Por lo que respecta a la relación entre el creyente y la política, algunos teólogos han intentado demostrar que Jesús fue un luchador a favor de la liberación judía del Imperio romano.
Un zelota que defendía apasionadamente al pueblo de Israel, incluso mediante el uso de la violencia, ya que estaba convencido de que la soberanía de Roma atentaba claramente contra la soberanía absoluta de Dios.
Sin embargo, esta teoría apenas encuentra justificación en las páginas del Evangelio. Jesús no fue un revolucionario político ejecutado por los romanos a causa de una revuelta.

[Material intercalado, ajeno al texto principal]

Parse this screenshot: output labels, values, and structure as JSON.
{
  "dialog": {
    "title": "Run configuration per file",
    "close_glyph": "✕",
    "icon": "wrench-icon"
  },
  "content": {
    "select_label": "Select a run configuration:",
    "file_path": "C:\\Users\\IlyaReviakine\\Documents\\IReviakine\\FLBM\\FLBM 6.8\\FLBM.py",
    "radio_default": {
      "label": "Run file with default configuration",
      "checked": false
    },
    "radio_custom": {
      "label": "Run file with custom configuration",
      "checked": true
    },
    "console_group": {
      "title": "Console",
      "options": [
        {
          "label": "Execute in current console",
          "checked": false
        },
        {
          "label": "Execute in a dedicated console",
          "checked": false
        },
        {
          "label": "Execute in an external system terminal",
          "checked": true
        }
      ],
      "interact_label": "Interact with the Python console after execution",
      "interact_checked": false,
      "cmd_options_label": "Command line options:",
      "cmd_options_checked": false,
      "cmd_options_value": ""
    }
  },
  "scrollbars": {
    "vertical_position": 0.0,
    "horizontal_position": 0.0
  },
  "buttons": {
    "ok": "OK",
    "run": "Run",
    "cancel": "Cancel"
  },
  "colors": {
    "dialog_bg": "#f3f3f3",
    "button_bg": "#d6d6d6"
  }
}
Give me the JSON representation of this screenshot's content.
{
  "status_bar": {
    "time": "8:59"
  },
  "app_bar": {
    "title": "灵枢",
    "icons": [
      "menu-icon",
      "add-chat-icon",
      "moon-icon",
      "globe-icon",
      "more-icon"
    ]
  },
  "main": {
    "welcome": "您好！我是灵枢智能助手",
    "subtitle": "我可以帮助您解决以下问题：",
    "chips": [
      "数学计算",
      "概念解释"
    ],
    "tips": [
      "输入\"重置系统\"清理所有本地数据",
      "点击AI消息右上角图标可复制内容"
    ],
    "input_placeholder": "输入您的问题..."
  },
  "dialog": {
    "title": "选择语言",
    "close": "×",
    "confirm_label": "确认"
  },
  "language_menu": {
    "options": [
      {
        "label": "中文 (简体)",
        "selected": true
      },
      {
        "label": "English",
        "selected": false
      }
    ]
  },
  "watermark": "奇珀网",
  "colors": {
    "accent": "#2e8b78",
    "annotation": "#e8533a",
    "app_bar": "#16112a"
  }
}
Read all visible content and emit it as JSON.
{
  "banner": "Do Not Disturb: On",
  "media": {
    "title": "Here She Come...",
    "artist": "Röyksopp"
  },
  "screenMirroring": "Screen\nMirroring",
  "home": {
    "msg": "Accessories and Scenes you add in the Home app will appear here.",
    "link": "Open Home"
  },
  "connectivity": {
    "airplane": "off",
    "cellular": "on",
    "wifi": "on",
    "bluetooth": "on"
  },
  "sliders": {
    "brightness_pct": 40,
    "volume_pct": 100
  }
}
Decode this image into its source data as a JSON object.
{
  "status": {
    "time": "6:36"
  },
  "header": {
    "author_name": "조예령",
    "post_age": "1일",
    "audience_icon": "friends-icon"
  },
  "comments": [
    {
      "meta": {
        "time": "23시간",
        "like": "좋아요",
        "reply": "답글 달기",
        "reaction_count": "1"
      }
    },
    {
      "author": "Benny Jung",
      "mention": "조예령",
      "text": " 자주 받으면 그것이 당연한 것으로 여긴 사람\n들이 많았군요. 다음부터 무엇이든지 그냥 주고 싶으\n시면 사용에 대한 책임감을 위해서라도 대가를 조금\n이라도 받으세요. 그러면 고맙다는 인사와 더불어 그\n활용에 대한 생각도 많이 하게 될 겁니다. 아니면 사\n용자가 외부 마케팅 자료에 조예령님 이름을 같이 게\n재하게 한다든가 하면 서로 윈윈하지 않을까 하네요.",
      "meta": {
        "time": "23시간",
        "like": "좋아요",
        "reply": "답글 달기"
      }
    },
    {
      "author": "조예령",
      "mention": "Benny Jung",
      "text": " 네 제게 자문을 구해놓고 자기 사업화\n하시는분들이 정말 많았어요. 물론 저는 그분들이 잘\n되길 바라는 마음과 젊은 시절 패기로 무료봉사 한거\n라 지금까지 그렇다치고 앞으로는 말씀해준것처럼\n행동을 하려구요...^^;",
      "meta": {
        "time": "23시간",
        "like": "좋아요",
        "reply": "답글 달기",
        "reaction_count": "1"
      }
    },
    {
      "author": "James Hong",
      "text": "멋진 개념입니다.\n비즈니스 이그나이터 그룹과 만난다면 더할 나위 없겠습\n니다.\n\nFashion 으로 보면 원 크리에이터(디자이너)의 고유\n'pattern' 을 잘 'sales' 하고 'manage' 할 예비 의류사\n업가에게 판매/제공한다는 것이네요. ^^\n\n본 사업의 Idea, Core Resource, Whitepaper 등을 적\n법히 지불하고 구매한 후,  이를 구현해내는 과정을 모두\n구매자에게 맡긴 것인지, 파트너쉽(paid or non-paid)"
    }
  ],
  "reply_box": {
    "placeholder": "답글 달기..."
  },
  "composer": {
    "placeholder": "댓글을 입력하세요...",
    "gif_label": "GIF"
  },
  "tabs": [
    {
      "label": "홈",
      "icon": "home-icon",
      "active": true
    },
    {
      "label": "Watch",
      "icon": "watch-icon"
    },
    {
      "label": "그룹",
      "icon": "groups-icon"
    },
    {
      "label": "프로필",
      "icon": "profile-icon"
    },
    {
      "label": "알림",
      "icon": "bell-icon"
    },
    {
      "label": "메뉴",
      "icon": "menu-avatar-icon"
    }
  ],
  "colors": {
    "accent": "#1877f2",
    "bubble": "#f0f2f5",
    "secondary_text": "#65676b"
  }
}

Es verdad que la tentación del poder político llamó a la conciencia de Jesucristo en algún momento de su vida. Las palabras diabólicas del desierto de Judea, en relación a los reinos del mundo: “Todo esto te daré si postrado me adorares” (Mt. 4:9), podrían muy bien referirse a tal incitación.
Pero lo que está suficientemente claro es que el Señor rechazó siempre estas proposiciones para ejercer el poder político. Es la situación que menciona también el evangelista Juan con motivo de la alimentación de las cinco mil personas: “Pero entendiendo Jesús que iban a venir para apoderarse de él y hacerle rey, volvió a retirarse al monte él solo” (Jn. 6:15). El Señor siempre fue consciente de que su reino no era de este mundo.
A pesar de que en el círculo más íntimo de sus discípulos había antiguos zelotas, como Simón Zelote y posiblemente Judas Iscariote,
el Maestro rehusó sistemáticamente la violencia y el extremismo característico de estos nacionalistas.
Cuando en Lc. 22:36-38 Jesús recomienda a sus discípulos que quien no tenga espada, venda su capa y se compre una, no está haciendo apología de la violencia. Casi todos los comentaristas están de acuerdo en que estas palabras deben entenderse en sentido figurado. La intención del Señor fue decirles que los tiempos tranquilos se habían terminado. A partir de ese momento la predicación del mensaje cristiano iba a pasar por etapas de odio, rechazo y persecución. Jesús utilizó un tono irónico para expresar la necesidad, por parte de sus mensajeros, de tener una actitud de lucha contra las adversidades venideras.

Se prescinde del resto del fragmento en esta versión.